By Mike Proctor, Noble Research Institute research associate /

Characteristics: Eastern red cedar is a small to medium-sized evergreen tree with small, scale-like needles.
It grows differently depending upon the habitat. When growing in a dense, closed canopy forest, it will grow straight and tall with fewer lower branches. In the open, it tends to have a “tear-drop” growth form until it reaches about 30 feet in height; then it begins to grow out rather than up. These open-grown trees will have branches that reach the ground.

Eastern red cedar has male and female individuals. The fruits are pale blue, making the female trees appear bluish. Male trees, with staminate cones, have a yellowish cast. Leaves are about 1/16 of an inch long, although young leaves tend to be longer and more pointed. Eastern red cedar begins producing fruit at around 10 years of age.
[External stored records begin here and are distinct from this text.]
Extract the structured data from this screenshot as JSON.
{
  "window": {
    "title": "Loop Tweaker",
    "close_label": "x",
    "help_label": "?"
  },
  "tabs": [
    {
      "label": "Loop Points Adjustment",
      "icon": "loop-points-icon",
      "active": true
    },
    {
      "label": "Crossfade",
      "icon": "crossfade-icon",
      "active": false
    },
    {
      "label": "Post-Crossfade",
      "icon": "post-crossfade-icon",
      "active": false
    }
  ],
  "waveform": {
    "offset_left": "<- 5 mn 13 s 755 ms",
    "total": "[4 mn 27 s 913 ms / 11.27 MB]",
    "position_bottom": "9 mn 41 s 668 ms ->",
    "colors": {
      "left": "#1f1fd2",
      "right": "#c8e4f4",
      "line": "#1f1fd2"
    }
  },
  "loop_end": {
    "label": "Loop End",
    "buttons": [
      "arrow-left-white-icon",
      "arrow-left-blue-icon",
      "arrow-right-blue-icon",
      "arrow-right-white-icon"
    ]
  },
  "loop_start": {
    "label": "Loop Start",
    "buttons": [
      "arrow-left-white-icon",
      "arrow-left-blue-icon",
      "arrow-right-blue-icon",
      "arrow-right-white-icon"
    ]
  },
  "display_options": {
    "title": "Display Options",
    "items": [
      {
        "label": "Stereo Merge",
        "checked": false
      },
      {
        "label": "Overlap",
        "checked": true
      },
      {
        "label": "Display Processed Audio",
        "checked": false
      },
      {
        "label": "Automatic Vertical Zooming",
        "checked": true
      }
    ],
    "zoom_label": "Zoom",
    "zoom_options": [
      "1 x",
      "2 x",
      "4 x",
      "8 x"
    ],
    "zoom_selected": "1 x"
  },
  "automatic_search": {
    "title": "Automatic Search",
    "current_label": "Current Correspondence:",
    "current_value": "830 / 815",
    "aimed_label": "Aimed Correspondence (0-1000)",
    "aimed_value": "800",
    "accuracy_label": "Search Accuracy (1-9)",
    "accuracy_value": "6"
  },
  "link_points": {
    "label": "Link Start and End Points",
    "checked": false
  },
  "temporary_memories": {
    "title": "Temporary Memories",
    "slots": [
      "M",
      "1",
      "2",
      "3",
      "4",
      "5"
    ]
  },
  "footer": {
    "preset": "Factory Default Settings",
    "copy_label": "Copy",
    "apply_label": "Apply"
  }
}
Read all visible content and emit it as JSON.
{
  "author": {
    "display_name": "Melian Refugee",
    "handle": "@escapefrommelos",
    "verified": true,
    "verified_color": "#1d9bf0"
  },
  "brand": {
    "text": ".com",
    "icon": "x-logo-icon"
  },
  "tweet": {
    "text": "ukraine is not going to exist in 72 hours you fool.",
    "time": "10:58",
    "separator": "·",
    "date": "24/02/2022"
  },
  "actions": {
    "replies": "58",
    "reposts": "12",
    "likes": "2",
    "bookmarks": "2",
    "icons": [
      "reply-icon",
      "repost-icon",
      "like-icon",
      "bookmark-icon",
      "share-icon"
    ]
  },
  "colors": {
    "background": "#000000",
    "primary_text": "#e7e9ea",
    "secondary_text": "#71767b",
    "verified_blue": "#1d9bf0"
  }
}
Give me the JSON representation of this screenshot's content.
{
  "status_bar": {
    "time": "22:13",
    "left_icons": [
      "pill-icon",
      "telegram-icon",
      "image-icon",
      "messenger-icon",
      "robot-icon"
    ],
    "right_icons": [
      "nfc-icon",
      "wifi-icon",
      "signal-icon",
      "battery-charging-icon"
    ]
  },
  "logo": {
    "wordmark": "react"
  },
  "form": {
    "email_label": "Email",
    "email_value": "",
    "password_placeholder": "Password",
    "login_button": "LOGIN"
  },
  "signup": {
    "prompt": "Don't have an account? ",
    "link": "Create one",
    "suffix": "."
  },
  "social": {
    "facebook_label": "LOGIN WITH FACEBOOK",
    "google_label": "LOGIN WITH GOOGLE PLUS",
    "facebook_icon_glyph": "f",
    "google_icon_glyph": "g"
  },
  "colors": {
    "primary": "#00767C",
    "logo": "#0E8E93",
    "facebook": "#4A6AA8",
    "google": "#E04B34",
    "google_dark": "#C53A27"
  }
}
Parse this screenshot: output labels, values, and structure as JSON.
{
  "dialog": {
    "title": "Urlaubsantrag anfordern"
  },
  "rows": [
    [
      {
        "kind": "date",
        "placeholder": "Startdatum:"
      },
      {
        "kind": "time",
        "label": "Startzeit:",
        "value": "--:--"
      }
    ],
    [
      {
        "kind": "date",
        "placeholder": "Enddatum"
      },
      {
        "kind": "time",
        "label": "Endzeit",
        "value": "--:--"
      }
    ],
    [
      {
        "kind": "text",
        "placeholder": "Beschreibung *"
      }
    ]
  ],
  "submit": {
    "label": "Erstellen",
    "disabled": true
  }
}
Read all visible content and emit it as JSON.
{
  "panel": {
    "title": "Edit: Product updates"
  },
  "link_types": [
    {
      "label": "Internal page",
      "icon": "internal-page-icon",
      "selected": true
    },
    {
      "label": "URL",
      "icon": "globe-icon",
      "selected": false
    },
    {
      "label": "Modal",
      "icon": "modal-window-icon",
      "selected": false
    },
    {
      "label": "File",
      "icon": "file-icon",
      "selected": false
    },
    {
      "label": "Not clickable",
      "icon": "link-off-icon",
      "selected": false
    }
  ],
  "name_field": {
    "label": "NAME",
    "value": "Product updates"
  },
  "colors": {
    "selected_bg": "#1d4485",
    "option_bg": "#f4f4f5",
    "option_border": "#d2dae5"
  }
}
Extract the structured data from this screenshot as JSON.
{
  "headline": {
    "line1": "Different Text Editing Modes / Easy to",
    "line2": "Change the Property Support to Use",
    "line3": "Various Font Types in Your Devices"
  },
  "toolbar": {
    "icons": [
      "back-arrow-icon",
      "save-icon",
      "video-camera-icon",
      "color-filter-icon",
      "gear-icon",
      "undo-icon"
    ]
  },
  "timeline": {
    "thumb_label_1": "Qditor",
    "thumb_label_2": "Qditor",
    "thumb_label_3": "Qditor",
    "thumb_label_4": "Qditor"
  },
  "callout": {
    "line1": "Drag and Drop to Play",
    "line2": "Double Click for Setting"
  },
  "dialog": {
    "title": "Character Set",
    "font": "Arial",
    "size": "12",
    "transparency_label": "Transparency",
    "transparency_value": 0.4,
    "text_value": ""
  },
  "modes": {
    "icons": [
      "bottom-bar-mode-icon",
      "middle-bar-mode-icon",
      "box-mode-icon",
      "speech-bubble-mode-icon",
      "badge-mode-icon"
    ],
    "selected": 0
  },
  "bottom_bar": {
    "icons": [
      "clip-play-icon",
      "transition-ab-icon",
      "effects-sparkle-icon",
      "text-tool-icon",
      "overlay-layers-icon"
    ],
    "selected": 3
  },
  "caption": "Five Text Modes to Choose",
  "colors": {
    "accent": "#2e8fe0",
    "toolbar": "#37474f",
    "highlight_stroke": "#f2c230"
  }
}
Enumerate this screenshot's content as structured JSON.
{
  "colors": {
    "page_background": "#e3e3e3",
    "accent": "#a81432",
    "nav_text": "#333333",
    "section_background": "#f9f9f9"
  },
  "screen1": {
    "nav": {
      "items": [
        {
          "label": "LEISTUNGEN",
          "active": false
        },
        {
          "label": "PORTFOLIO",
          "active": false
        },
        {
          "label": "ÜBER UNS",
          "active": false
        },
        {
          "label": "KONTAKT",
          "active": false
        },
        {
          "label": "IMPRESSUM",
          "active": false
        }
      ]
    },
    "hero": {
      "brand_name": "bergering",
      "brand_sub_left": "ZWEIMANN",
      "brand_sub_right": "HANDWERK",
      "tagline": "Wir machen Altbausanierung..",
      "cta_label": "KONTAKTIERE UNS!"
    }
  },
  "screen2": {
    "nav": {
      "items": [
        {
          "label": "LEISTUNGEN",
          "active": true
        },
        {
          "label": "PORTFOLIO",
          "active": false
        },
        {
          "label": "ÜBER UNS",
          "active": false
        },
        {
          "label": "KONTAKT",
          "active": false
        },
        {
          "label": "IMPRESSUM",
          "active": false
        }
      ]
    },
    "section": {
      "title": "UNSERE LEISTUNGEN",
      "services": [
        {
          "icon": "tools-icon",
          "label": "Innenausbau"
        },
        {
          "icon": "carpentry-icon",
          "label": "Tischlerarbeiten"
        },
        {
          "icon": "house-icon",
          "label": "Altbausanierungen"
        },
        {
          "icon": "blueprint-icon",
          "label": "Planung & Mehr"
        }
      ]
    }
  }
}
(Photo courtesy of the Noble Research Institute)

Area of Importance: Eastern red cedar was historically restricted to river and creek bottoms, bluffs and ravines that were sheltered from fire. Now they can be found in a variety of habitats in every Oklahoma county.
Four other native junipers occur in Oklahoma: Pinchot’s juniper in the southwest, ashe juniper in the Arbuckles and Ozark Plateau, and one-seed juniper and Rocky Mountain juniper in the western Panhandle.

Attributes: The wood of eastern red cedar is used for fence posts and furniture as well as oils for many different products. Investigations were conducted into large-scale commercial harvesting of eastern red cedar, but none have proven economically viable.

Historically, fire prevented eastern red cedar from invading grasslands and forests in Oklahoma because of its thin bark and inability to re-sprout after fire. Today, it has become incredibly invasive. Estimates of negative economic impacts to the state approach $500 million dollars per year. These impacts include wildfire damage, loss of grazing resources, water quality issues and even air quality concerns as it, along with ashe juniper, is a major, early March allergen source in Oklahoma.

Overgrazing, abandoned fields and the absence of fire on the landscape have provided ideal conditions for the colonization of eastern red cedar. Methods of control are prescribed burning, chemical and mechanical or combinations thereof.

On your next trip along Interstate 35 or Interstate 40, while you are admiring the lovely green tones of eastern red cedar against a backdrop of dull tans and browns, consider the fact that, although it is native to Oklahoma, you should really have to hunt pretty hard to find one. I can recall as a child looking for one suitable to be a Christmas tree and not finding one large enough. Today, that wouldn’t be a problem. While the increase of eastern red cedar has been dramatic in the last 30 years, it has been just gradual enough that few Oklahomans have noticed.